Ninguém tem maior amor do que este, de dar a vida em favor dos seus amigos. João 15.13

     Ao refletir sobre tragédias dentro da cosmovisão cristã, percebo que essa eucatastrophe é sempre seguida de redenção, o processo para aqueles que vivem em submissão ao autor e consumador da fé se mostra trágico, mas logo tudo muda sem perder a realidade do que é redentivo, a redenção sempre chega. Não somos redentores, mas nossa natureza geme por redenção. Em Cristo reside tudo que necessitamos para não perder de mente essa boa catástrofe que é amar a Ele acima de todos as coisas e perder a vida para poder achá-la.

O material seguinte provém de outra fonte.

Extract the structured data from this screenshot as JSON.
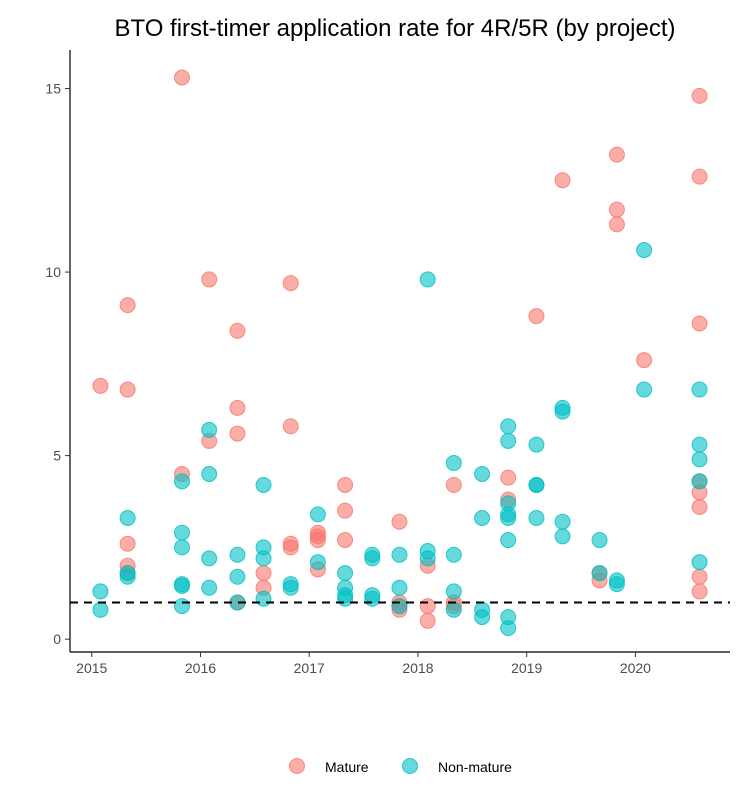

     O evangelho é esta Boa catástrofe. Nos deparamos com Ele e jamais seremos a mesma pessoa. Somos convocados a morte que gera vida, a uma renúncia que gera identificação com o Cristo, o servo sofredor, o homem de dores que prova em sua jornada que dar é melhor que receber.
     “O Nascimento de Cristo é a eucatastrophe da história do Homem. A Ressurreição é a eucatastrophe da história da Encarnação. Essa história começa e termina em alegria. Tem preeminentemente a ‘consistência interna da realidade’. […] Essa história é suprema; e é verdadeira.”
     O evangelho é por si só essa boa catástrofe, e Cristo mais uma vez nos convida a Ele e por meio do arrependimento podemos passar pelo que é trágico em nós e sermos transformados no que é redentivo nele.

"Porque nele nos encontramos e a Ele nos devolvemos."